Purpose: Polymorphisms of the NACHT [neuronal apoptosis inhibitory protein (NAIP), CIITA, HET-E, TP1] and leucine-rich repeat protein 1 (NLRP1) gene are reported to be associated with susceptibility to vitiligo and several autoimmune diseases. Vogt-Koyanagi-Harada (VKH) disease is an autoimmune disorder affecting melanocytes in the skin, eyes, inner ear, and meninges. In this study, genetic associations between VKH disease and single-nucleotide polymorphisms (SNPs) surrounding the NLRP1 gene were investigated.
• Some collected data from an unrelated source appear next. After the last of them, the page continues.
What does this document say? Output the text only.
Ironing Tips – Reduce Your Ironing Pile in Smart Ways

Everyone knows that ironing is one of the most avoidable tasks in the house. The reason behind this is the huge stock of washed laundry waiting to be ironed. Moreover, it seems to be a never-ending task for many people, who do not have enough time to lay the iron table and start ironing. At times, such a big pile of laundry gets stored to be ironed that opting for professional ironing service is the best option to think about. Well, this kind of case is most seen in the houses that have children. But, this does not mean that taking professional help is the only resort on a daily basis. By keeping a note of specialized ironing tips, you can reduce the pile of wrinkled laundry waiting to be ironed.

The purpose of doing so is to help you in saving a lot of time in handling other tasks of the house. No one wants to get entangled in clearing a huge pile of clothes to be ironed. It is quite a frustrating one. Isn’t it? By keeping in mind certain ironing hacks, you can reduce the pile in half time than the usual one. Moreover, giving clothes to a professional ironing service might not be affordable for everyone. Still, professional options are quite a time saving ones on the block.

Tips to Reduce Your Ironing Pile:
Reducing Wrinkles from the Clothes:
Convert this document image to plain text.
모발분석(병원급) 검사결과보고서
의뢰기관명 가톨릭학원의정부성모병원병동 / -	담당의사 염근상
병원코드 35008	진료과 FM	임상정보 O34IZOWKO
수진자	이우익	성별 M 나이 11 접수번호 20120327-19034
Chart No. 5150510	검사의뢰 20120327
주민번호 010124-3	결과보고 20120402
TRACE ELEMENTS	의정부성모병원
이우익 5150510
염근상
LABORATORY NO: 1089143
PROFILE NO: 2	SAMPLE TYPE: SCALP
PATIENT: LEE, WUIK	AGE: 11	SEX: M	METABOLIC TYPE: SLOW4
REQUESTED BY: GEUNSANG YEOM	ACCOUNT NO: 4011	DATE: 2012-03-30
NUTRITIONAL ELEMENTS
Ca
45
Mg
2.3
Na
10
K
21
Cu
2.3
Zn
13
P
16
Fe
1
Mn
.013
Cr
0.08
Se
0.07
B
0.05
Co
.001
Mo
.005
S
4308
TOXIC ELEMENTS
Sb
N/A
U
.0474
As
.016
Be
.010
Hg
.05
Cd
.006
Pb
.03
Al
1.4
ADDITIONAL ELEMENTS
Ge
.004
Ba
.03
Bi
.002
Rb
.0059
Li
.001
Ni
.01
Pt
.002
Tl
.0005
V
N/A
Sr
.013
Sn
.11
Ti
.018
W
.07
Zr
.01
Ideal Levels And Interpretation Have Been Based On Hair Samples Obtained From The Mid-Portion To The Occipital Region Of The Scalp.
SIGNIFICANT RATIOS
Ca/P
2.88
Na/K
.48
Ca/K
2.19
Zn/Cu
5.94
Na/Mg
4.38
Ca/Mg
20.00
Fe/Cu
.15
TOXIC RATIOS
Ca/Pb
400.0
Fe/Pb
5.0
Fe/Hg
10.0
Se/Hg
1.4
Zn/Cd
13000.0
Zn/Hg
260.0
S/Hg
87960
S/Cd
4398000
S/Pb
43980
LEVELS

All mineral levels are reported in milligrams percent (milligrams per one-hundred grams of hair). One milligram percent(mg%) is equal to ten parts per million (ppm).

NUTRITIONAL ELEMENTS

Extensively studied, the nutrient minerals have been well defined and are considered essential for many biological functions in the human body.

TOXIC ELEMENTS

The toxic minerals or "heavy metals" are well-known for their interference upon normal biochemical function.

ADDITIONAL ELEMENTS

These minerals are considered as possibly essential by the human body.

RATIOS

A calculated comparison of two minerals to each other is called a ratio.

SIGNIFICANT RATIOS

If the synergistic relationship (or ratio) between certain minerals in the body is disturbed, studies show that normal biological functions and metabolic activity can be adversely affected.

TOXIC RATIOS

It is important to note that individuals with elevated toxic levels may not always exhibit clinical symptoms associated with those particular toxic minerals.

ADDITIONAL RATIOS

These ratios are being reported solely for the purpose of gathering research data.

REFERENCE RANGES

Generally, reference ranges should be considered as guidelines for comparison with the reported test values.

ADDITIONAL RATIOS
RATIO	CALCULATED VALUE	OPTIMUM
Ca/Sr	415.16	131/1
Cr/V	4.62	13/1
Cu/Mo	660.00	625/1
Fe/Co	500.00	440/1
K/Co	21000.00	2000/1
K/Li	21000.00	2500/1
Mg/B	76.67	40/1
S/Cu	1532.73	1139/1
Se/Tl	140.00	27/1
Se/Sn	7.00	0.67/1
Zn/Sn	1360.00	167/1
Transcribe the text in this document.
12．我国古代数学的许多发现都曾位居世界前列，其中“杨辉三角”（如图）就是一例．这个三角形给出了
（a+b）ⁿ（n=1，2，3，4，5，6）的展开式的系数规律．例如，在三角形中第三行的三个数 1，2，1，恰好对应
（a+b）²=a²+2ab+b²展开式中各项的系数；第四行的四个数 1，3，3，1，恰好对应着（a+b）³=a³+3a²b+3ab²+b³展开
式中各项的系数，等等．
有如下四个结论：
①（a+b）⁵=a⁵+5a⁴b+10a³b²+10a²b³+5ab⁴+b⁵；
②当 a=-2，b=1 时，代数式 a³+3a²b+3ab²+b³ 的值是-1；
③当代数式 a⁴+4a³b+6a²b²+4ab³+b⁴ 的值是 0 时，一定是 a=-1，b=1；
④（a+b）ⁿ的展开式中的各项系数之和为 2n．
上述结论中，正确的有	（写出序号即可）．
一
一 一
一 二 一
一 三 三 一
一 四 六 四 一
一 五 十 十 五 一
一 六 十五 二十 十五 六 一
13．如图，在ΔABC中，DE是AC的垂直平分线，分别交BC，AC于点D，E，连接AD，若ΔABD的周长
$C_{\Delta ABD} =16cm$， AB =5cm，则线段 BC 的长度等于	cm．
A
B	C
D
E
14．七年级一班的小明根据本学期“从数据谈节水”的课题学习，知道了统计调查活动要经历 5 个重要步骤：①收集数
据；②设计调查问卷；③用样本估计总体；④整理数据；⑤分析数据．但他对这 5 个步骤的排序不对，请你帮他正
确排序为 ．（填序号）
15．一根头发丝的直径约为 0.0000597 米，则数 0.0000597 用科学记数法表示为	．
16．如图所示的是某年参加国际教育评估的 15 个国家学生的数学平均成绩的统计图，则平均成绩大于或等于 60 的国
Methods: Six SNPs (rs6502867, rs925597, rs3926687, rs2733359, rs878329, and rs4790796) near the NLRP1 gene, including noncoding regions, were sequenced by a direct method to genotype 167 Japanese patients with VKH disease and 187 healthy Japanese volunteers.
Results: None of the six SNPs in the NLRP1 region were significantly associated with disease susceptibility or the ocular, neurological, and dermatological manifestations of VKH.
Conclusions: Although skin manifestations are clinically similar between vitiligo and VKH disease, the genetic and immunological mechanisms of these two diseases may be different.
© Japanese Ophthalmological Society 2011.